This will be just my second season beekeeping and I need to know something about drone brood. In my TBH, I noticed today lots and lots of drone brood. Much more than I am accustomed to seeing in a hive. I don't believe it is a laying worker because there is worker brood also, but almost an entire comb is food stores on top, and drone brood on the bottom half or so of both sides. This just seems like an excessive amount to me. Otherwise, the hive looks great. All the other combs are food stores and/or worker brood. Lots of stores, lots of bees, and a healthy additude. Any ideas or suggestions as to whether or not I should be concerned or if I am over-reacting? Oh, the good news is no signs of varroa in any of the cells I inspected.

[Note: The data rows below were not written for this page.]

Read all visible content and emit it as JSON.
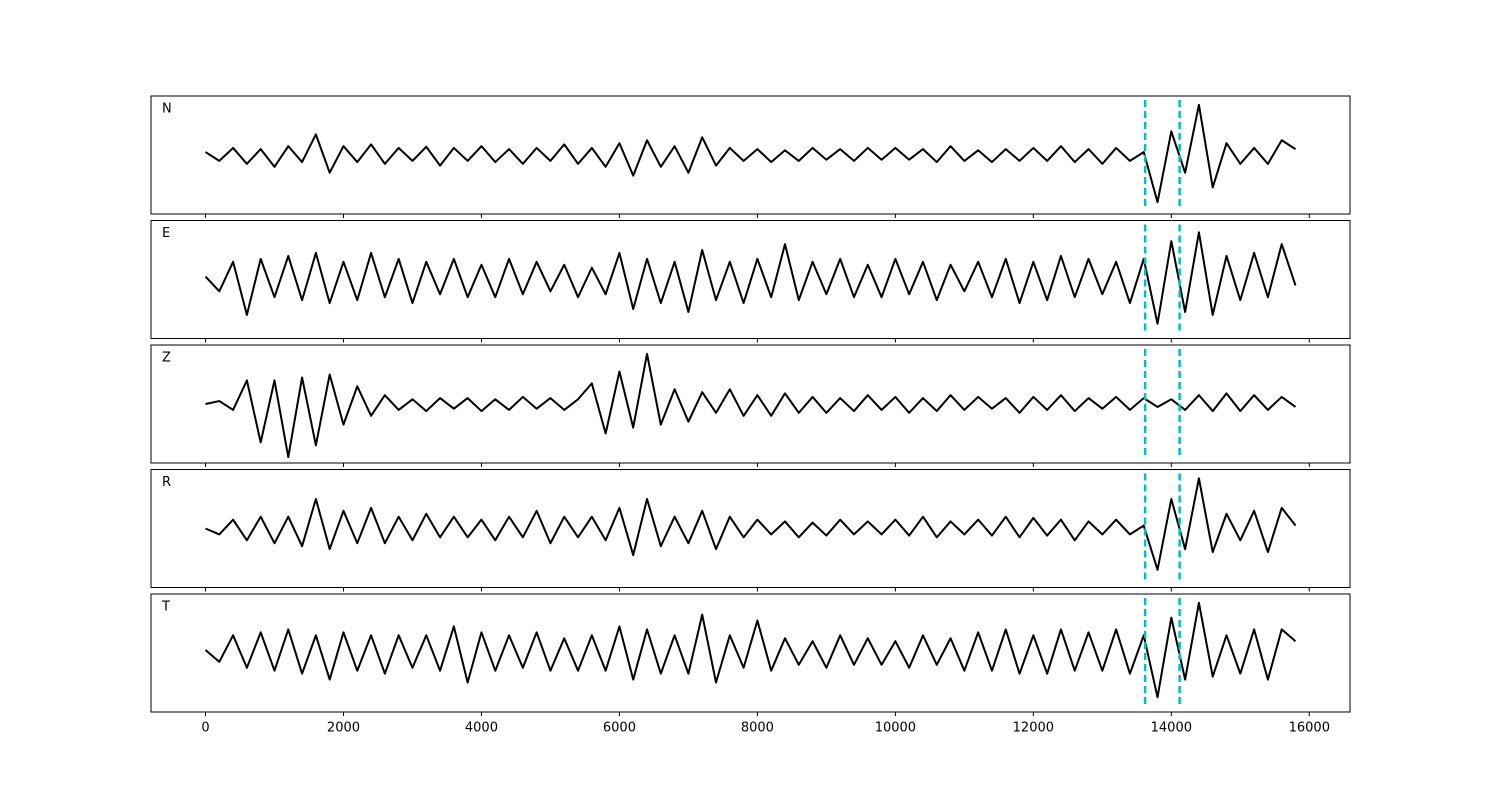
{
  "chart_data": {
    "type": "line",
    "x": [
      0,
      200,
      400,
      600,
      800,
      1000,
      1200,
      1400,
      1600,
      1800,
      2000,
      2200,
      2400,
      2600,
      2800,
      3000,
      3200,
      3400,
      3600,
      3800,
      4000,
      4200,
      4400,
      4600,
      4800,
      5000,
      5200,
      5400,
      5600,
      5800,
      6000,
      6200,
      6400,
      6600,
      6800,
      7000,
      7200,
      7400,
      7600,
      7800,
      8000,
      8200,
      8400,
      8600,
      8800,
      9000,
      9200,
      9400,
      9600,
      9800,
      10000,
      10200,
      10400,
      10600,
      10800,
      11000,
      11200,
      11400,
      11600,
      11800,
      12000,
      12200,
      12400,
      12600,
      12800,
      13000,
      13200,
      13400,
      13600,
      13800,
      14000,
      14200,
      14400,
      14600,
      14800,
      15000,
      15200,
      15400,
      15600,
      15800
    ],
    "series": [
      {
        "name": "N",
        "color": "#000000",
        "values": [
          0.05,
          -0.1,
          0.12,
          -0.15,
          0.1,
          -0.2,
          0.15,
          -0.12,
          0.35,
          -0.3,
          0.15,
          -0.12,
          0.18,
          -0.15,
          0.12,
          -0.1,
          0.14,
          -0.18,
          0.12,
          -0.1,
          0.15,
          -0.12,
          0.1,
          -0.15,
          0.12,
          -0.1,
          0.18,
          -0.15,
          0.12,
          -0.2,
          0.2,
          -0.35,
          0.25,
          -0.2,
          0.15,
          -0.3,
          0.3,
          -0.18,
          0.12,
          -0.1,
          0.1,
          -0.12,
          0.08,
          -0.1,
          0.12,
          -0.08,
          0.1,
          -0.1,
          0.12,
          -0.08,
          0.12,
          -0.08,
          0.1,
          -0.12,
          0.15,
          -0.1,
          0.08,
          -0.12,
          0.1,
          -0.1,
          0.12,
          -0.1,
          0.15,
          -0.12,
          0.1,
          -0.15,
          0.12,
          -0.1,
          0.05,
          -0.8,
          0.4,
          -0.3,
          0.85,
          -0.55,
          0.2,
          -0.15,
          0.12,
          -0.15,
          0.25,
          0.1
        ]
      },
      {
        "name": "E",
        "color": "#000000",
        "values": [
          0.05,
          -0.2,
          0.3,
          -0.6,
          0.35,
          -0.3,
          0.4,
          -0.35,
          0.45,
          -0.4,
          0.3,
          -0.35,
          0.45,
          -0.3,
          0.35,
          -0.4,
          0.3,
          -0.25,
          0.35,
          -0.3,
          0.25,
          -0.3,
          0.35,
          -0.25,
          0.3,
          -0.2,
          0.25,
          -0.3,
          0.2,
          -0.25,
          0.45,
          -0.5,
          0.35,
          -0.4,
          0.3,
          -0.55,
          0.5,
          -0.35,
          0.3,
          -0.4,
          0.35,
          -0.3,
          0.6,
          -0.35,
          0.3,
          -0.25,
          0.35,
          -0.3,
          0.25,
          -0.3,
          0.35,
          -0.25,
          0.3,
          -0.35,
          0.25,
          -0.2,
          0.3,
          -0.3,
          0.35,
          -0.4,
          0.3,
          -0.35,
          0.4,
          -0.3,
          0.35,
          -0.25,
          0.3,
          -0.4,
          0.35,
          -0.75,
          0.65,
          -0.55,
          0.8,
          -0.6,
          0.4,
          -0.35,
          0.45,
          -0.3,
          0.6,
          -0.1
        ]
      },
      {
        "name": "Z",
        "color": "#000000",
        "values": [
          0.0,
          0.05,
          -0.1,
          0.4,
          -0.65,
          0.4,
          -0.9,
          0.45,
          -0.7,
          0.5,
          -0.35,
          0.3,
          -0.2,
          0.15,
          -0.1,
          0.08,
          -0.12,
          0.1,
          -0.08,
          0.1,
          -0.12,
          0.08,
          -0.1,
          0.12,
          -0.08,
          0.1,
          -0.1,
          0.08,
          0.35,
          -0.5,
          0.55,
          -0.4,
          0.85,
          -0.35,
          0.25,
          -0.3,
          0.2,
          -0.15,
          0.25,
          -0.2,
          0.15,
          -0.2,
          0.18,
          -0.15,
          0.12,
          -0.15,
          0.1,
          -0.12,
          0.15,
          -0.1,
          0.12,
          -0.15,
          0.1,
          -0.12,
          0.15,
          -0.1,
          0.12,
          -0.08,
          0.1,
          -0.15,
          0.12,
          -0.1,
          0.15,
          -0.12,
          0.1,
          -0.08,
          0.12,
          -0.1,
          0.1,
          -0.05,
          0.08,
          -0.1,
          0.15,
          -0.12,
          0.18,
          -0.12,
          0.15,
          -0.1,
          0.12,
          -0.05
        ]
      },
      {
        "name": "R",
        "color": "#000000",
        "values": [
          0.0,
          -0.1,
          0.15,
          -0.2,
          0.2,
          -0.25,
          0.2,
          -0.3,
          0.5,
          -0.35,
          0.3,
          -0.25,
          0.35,
          -0.25,
          0.2,
          -0.2,
          0.25,
          -0.15,
          0.2,
          -0.15,
          0.15,
          -0.2,
          0.2,
          -0.15,
          0.3,
          -0.25,
          0.2,
          -0.15,
          0.2,
          -0.2,
          0.35,
          -0.45,
          0.5,
          -0.3,
          0.2,
          -0.25,
          0.3,
          -0.35,
          0.2,
          -0.15,
          0.15,
          -0.1,
          0.12,
          -0.15,
          0.1,
          -0.12,
          0.15,
          -0.1,
          0.12,
          -0.1,
          0.15,
          -0.12,
          0.2,
          -0.15,
          0.12,
          -0.1,
          0.15,
          -0.12,
          0.2,
          -0.15,
          0.18,
          -0.12,
          0.15,
          -0.2,
          0.12,
          -0.1,
          0.15,
          -0.1,
          0.05,
          -0.7,
          0.5,
          -0.35,
          0.85,
          -0.4,
          0.25,
          -0.2,
          0.3,
          -0.4,
          0.35,
          0.05
        ]
      },
      {
        "name": "T",
        "color": "#000000",
        "values": [
          0.05,
          -0.15,
          0.3,
          -0.25,
          0.35,
          -0.3,
          0.4,
          -0.35,
          0.3,
          -0.45,
          0.35,
          -0.3,
          0.3,
          -0.35,
          0.3,
          -0.25,
          0.3,
          -0.3,
          0.45,
          -0.5,
          0.35,
          -0.3,
          0.3,
          -0.25,
          0.35,
          -0.3,
          0.25,
          -0.3,
          0.3,
          -0.3,
          0.45,
          -0.45,
          0.4,
          -0.35,
          0.3,
          -0.35,
          0.65,
          -0.5,
          0.3,
          -0.25,
          0.55,
          -0.3,
          0.25,
          -0.2,
          0.2,
          -0.25,
          0.3,
          -0.2,
          0.25,
          -0.2,
          0.2,
          -0.25,
          0.3,
          -0.2,
          0.25,
          -0.3,
          0.35,
          -0.3,
          0.4,
          -0.35,
          0.3,
          -0.35,
          0.4,
          -0.3,
          0.35,
          -0.3,
          0.4,
          -0.35,
          0.3,
          -0.75,
          0.6,
          -0.45,
          0.85,
          -0.4,
          0.3,
          -0.35,
          0.4,
          -0.45,
          0.4,
          0.2
        ]
      }
    ],
    "vlines": [
      13620,
      14120
    ],
    "vline_color": "#00bfbf",
    "xlim": [
      -790,
      16590
    ],
    "xticks": [
      0,
      2000,
      4000,
      6000,
      8000,
      10000,
      12000,
      14000,
      16000
    ],
    "ylim": [
      -1,
      1
    ]
  }
}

If the rest of your brood pattern is solid worker, then I would suggest it is a bad comb. The queen will not lay workers in large cells, so render the frame and replace it with foundation.
There are a couple of possibilities. The workers have an urge to build brood or the queen just started laying brood in some comb they built for honey storage or the queen is not very fertile and wants to lay more brood than she should. How old is the queen?
Basically I agree with Ian. If it's almost all drone brood, pull the drone comb and render it. You can use it to check for mites. Pull some of the larvae out with an uncapping fork and see if you see the dark red spots. You can freeze it and put it back in and they will clean it, but if the queen finds it before you pull it back out, she'll lay it full again.